I can’t tell you how great it feels to be back. This weekend was simply the best. I got to see friends and family, and get back into my daily work-out regime. Taking a few weeks off, definitely took a toll on my body. My muscles are certainly aching today, but it feels great! I was also able to get back into cooking and recipe creating, and was so impressed with how this meal turned out, that I had to share it with you. I hope you re-create it for your next Sunday brunch. But definitely plan ahead, as it is even better when you use leftovers!
Lightened Up Steak, Mushroom, & Goat Cheese Hash
- 2 Tbsp extra-virgin olive oil
- 2 cups (leftover) steak, cut into cubes
- 2 cups cremini mushrooms, sliced
- 1 cup grape/cherry tomatoes, halved
- 1/2 cup goat cheese/chèvre, cubed
- 2 tsp fresh rosemary leaves, finely chopped
- 4 eggs, poached to your preferred doneness
- Coarse salt & freshly cracked black pepper
- Leftover toasties, rubbed with garlic (or not), optional
In a large frying pan, heat extra-virgin olive oil on medium-high heat. Add in sliced mushrooms, and toss to evenly distribute over the bottom of the pan. Let the mushrooms sit for a minute or two without touching them. This will allow them to brown a little bit, rather than stew and turn to mush.

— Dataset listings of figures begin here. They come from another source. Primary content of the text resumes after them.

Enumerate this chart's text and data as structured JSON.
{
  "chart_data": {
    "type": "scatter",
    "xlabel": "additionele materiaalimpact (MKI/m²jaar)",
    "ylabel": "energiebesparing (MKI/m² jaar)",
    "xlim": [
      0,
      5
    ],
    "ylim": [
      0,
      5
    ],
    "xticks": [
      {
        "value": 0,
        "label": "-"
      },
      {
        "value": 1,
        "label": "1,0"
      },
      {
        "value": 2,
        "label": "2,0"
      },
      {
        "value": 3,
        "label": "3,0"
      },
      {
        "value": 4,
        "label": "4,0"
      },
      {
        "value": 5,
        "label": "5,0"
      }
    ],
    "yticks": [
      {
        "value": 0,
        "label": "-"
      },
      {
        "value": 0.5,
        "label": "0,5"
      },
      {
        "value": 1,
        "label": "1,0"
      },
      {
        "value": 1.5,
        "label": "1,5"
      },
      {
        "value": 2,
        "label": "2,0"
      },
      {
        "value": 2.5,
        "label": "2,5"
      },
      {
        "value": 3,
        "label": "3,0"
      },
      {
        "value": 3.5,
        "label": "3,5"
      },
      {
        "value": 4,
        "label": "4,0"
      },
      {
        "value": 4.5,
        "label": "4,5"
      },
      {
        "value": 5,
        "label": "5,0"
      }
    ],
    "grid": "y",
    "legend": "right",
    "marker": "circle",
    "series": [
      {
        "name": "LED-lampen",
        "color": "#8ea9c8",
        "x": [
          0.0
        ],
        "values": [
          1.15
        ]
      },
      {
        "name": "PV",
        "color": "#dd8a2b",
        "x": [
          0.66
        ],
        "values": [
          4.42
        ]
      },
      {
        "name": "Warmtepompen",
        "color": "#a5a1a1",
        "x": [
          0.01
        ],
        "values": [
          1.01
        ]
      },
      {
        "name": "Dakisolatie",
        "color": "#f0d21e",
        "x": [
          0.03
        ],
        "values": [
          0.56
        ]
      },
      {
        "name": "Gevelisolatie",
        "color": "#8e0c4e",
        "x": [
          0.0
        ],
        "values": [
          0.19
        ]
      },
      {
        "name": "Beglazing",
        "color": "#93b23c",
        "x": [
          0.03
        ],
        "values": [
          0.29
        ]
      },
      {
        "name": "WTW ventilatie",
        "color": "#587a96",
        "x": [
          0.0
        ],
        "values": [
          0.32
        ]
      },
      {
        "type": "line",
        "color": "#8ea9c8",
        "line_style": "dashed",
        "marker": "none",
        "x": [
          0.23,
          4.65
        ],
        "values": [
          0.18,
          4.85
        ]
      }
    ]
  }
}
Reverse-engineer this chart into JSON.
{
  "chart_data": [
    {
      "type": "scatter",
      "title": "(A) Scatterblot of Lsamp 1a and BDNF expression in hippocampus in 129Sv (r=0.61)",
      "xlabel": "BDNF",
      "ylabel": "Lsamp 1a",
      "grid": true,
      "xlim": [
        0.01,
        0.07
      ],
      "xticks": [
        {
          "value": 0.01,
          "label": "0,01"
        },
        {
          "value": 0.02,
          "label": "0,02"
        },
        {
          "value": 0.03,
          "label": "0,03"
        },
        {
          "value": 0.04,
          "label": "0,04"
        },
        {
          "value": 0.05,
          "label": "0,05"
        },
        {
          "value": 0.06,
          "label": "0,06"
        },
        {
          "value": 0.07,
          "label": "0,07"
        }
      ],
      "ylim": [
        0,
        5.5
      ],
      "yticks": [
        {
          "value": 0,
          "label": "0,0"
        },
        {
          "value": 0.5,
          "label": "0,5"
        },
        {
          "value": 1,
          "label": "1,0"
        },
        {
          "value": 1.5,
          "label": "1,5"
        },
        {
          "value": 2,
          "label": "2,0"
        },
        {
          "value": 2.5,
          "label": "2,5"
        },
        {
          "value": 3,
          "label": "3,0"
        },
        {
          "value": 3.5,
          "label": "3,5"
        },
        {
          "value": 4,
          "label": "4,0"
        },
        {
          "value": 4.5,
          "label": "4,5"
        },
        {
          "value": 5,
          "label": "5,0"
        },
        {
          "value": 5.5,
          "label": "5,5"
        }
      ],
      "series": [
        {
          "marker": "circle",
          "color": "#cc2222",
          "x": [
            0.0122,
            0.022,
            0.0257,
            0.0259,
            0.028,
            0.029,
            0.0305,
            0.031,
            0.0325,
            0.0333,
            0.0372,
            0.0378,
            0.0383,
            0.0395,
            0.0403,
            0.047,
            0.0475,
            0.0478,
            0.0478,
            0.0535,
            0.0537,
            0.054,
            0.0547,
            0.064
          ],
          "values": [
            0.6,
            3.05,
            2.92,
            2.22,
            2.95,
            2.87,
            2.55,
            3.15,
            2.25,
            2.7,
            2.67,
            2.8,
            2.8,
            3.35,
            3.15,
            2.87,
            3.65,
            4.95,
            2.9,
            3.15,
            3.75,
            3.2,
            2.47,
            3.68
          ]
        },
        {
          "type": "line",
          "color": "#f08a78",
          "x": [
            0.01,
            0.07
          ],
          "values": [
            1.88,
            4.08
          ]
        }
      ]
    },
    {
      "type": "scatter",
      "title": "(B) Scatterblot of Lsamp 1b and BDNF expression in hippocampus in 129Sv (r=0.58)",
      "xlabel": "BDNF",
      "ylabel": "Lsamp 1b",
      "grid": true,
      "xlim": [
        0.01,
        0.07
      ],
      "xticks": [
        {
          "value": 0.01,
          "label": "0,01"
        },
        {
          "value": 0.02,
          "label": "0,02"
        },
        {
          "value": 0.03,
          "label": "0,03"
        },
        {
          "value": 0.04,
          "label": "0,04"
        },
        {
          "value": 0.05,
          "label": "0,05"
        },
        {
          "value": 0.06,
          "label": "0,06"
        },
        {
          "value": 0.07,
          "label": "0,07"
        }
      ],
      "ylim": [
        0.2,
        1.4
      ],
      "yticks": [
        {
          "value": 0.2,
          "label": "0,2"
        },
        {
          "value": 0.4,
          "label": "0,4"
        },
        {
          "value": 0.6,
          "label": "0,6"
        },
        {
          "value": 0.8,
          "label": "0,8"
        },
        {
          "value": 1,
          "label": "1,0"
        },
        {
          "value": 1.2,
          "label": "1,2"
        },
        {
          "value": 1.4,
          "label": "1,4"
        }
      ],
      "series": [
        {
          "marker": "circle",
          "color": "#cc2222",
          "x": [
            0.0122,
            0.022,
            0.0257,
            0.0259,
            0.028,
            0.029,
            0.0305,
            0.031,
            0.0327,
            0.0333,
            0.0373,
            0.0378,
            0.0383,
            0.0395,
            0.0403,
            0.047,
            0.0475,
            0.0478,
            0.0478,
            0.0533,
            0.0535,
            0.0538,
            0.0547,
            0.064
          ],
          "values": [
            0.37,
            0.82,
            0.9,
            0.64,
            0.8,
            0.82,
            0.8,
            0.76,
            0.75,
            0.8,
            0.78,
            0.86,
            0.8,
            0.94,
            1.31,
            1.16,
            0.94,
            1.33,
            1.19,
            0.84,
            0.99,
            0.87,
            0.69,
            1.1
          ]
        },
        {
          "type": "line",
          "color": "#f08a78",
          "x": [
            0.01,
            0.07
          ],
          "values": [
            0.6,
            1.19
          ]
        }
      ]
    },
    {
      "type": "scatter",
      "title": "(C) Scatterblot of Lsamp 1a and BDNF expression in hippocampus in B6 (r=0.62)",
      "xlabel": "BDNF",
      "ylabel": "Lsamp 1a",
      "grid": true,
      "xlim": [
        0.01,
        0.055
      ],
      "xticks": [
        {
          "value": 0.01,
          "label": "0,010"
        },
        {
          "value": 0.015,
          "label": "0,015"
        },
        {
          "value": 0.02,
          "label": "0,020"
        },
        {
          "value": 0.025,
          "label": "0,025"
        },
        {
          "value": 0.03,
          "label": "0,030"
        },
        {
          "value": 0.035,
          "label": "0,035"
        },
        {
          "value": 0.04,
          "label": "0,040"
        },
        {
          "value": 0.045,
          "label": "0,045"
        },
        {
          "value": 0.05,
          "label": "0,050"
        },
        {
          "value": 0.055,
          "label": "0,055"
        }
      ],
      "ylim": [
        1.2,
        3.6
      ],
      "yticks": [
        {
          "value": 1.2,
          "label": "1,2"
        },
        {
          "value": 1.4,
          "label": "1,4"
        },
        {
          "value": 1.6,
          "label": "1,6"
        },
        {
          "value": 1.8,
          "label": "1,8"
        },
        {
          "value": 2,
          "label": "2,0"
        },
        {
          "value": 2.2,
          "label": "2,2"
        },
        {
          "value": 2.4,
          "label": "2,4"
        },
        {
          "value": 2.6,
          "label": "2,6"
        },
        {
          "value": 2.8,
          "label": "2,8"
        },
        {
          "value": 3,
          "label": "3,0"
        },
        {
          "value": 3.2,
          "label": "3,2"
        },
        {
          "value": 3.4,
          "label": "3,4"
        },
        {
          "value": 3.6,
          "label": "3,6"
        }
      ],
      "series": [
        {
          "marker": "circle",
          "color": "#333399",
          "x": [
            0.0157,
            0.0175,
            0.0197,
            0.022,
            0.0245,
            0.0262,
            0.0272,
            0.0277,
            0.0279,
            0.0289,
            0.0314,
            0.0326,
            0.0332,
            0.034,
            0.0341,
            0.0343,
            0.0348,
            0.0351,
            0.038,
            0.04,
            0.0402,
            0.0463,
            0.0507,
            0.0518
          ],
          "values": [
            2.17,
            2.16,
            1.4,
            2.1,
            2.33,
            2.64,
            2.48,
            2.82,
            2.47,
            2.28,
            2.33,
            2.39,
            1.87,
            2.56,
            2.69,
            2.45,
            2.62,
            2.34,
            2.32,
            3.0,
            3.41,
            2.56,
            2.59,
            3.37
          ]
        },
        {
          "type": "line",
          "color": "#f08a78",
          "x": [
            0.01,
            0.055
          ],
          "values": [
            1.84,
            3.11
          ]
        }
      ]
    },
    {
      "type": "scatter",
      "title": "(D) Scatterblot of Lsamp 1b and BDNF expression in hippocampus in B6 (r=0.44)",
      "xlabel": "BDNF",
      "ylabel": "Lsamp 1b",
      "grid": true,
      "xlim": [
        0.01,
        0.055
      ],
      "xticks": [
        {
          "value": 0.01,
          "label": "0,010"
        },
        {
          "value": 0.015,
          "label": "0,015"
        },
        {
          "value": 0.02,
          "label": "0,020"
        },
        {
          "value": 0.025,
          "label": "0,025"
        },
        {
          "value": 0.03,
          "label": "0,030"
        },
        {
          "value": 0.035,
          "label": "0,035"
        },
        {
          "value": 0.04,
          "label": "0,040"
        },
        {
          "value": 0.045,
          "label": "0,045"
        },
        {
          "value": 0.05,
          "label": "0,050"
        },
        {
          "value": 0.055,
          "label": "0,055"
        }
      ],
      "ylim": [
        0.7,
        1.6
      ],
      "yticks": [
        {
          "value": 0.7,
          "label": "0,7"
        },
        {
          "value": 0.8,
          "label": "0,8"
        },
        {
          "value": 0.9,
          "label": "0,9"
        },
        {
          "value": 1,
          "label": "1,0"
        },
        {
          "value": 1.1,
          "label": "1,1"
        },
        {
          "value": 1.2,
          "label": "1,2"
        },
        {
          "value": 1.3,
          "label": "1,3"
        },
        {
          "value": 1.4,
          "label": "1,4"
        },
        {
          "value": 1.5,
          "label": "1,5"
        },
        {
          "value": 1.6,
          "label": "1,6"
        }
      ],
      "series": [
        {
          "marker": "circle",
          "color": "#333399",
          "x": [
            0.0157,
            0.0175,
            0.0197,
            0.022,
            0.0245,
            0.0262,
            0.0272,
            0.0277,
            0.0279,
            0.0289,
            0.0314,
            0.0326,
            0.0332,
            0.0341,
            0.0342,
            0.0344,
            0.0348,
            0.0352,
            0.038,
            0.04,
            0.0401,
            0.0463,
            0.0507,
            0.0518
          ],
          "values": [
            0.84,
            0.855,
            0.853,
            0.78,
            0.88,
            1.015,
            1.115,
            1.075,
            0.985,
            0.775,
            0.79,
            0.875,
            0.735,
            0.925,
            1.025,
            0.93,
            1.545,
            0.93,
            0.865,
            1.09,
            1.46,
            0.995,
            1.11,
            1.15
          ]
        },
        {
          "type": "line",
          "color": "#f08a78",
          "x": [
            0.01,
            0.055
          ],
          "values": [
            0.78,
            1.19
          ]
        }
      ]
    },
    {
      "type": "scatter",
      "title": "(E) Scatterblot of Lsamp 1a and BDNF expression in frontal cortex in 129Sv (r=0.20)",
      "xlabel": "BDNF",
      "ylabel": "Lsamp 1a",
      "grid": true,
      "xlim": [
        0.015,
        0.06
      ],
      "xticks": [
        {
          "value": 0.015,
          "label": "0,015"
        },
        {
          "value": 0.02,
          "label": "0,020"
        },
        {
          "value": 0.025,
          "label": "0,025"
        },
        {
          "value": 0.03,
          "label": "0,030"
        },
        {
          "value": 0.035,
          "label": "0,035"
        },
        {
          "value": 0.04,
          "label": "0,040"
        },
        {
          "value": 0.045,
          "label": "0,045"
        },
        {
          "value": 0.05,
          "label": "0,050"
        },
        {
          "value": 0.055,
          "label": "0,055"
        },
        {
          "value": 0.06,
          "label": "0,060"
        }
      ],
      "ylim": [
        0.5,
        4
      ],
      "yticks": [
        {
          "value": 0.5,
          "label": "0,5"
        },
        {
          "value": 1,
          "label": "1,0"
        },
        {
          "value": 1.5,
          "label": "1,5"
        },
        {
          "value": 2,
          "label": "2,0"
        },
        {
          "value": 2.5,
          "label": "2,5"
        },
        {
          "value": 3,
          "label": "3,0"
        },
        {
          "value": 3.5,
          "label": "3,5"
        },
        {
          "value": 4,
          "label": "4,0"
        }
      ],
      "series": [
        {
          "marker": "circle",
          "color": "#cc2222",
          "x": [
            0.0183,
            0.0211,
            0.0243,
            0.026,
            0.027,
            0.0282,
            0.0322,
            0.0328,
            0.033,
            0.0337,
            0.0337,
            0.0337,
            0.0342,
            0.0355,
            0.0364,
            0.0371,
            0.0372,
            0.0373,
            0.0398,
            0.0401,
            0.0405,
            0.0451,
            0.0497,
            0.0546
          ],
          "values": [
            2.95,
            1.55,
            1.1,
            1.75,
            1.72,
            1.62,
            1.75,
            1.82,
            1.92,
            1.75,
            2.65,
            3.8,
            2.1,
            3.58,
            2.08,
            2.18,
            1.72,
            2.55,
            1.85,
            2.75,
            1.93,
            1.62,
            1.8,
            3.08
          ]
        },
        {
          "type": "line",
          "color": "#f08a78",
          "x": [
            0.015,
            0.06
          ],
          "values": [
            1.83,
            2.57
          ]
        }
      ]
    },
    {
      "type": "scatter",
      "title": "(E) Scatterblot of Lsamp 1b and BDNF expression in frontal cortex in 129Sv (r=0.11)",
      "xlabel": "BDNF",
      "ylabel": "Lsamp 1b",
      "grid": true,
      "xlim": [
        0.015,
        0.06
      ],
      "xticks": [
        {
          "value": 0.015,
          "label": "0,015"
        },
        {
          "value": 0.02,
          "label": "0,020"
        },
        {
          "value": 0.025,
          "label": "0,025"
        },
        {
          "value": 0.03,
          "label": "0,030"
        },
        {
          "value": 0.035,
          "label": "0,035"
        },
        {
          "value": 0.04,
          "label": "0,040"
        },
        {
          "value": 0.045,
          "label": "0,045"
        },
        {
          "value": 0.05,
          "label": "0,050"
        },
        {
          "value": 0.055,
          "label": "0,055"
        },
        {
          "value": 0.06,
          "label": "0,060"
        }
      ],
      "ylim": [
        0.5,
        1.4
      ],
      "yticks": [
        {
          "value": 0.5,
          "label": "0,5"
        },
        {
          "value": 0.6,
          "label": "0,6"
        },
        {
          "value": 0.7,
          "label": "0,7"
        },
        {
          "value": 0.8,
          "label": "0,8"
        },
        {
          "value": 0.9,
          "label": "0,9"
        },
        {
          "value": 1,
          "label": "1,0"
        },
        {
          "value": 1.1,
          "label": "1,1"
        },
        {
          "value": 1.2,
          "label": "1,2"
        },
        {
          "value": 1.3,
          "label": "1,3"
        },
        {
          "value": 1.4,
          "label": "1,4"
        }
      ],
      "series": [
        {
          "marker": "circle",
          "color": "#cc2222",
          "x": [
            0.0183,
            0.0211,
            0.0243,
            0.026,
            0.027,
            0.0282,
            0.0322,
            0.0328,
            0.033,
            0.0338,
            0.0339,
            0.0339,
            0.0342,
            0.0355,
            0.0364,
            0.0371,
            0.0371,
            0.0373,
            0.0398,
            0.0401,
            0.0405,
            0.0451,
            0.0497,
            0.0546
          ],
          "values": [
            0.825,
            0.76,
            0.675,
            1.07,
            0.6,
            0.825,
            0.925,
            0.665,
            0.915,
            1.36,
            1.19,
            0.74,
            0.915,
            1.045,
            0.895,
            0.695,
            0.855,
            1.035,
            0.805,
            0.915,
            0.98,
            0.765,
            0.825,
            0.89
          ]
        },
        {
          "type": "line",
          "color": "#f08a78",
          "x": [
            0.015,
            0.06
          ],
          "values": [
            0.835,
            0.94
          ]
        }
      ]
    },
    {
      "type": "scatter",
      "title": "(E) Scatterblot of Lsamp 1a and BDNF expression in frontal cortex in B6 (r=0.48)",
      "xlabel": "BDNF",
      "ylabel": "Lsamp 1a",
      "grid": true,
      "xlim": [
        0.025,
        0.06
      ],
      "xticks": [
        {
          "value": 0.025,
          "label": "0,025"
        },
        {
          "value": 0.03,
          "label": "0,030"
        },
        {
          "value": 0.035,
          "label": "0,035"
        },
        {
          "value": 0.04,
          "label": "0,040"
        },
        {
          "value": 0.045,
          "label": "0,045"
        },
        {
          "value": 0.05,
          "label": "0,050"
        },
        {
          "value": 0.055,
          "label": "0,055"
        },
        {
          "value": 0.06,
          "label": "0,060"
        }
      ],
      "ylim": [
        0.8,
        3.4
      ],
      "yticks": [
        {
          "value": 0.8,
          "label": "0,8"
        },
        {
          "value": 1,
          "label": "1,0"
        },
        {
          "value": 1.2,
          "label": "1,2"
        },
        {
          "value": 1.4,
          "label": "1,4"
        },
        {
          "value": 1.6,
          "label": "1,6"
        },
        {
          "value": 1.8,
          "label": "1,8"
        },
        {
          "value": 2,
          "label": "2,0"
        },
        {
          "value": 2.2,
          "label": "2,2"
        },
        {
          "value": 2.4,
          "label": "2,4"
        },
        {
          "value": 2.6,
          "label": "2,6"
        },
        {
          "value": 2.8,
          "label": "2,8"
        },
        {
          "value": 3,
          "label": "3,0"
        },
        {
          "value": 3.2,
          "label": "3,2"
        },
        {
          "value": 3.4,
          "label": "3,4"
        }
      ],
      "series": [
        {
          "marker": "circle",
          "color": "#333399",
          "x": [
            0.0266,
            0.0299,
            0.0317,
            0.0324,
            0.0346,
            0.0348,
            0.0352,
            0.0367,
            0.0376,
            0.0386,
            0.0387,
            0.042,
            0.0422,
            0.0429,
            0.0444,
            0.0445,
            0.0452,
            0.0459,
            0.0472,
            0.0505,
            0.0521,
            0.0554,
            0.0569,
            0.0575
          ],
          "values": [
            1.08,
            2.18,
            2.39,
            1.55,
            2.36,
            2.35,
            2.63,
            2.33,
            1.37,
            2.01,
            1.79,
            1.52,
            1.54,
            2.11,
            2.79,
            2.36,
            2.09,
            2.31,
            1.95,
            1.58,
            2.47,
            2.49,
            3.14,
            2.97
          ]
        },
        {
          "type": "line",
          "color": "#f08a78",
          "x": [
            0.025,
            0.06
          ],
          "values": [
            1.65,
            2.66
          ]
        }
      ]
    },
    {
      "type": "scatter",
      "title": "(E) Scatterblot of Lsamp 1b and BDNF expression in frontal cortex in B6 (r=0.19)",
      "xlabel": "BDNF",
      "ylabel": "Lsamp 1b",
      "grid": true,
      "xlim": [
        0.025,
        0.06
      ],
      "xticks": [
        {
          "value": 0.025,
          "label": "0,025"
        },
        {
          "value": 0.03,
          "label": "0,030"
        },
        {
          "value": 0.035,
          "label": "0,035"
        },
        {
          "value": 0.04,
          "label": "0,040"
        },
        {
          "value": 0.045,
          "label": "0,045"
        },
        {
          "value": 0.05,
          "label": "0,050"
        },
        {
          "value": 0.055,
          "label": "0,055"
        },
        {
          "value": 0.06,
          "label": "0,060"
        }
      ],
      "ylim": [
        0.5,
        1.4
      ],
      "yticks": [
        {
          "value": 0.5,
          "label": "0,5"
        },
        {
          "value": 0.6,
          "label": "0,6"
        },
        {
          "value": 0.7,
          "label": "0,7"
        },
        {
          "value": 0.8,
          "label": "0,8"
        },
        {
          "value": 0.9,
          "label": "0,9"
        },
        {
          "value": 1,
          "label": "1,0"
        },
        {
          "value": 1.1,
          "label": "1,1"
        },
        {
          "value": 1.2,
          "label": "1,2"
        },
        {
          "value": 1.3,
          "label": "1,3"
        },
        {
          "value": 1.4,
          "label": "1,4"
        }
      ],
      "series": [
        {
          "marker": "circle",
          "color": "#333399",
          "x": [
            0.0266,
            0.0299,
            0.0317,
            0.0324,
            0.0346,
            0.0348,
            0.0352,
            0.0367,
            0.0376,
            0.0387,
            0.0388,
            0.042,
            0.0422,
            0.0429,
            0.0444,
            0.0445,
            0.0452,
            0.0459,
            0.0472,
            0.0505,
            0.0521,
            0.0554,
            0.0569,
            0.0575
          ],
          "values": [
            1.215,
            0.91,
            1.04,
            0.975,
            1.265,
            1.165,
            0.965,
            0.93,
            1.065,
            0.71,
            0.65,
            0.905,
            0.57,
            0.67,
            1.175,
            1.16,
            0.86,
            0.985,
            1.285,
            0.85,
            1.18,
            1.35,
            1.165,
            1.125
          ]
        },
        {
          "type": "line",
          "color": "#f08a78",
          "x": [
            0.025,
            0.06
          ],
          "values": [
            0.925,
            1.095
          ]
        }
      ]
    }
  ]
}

Add in steak and toss to combine. Season with coarse salt, freshly cracked black pepper, and rosemary.
In the meantime, poach the eggs. Once the eggs are done, gently place them on a paper towel. Season with salt and pepper, and let them drain of excess water.
Add in the grape tomatoes, and chèvre at the end. Let the chèvre melt, transfer to a bowl/serving dish, top with poached eggs, and hunker down for a delicious breakfast.
Sure, this is a “big” breakfast, but without the typical potatoes that sneak their way into a normal hash, it sure is a heck of a lot lighter and more approachable.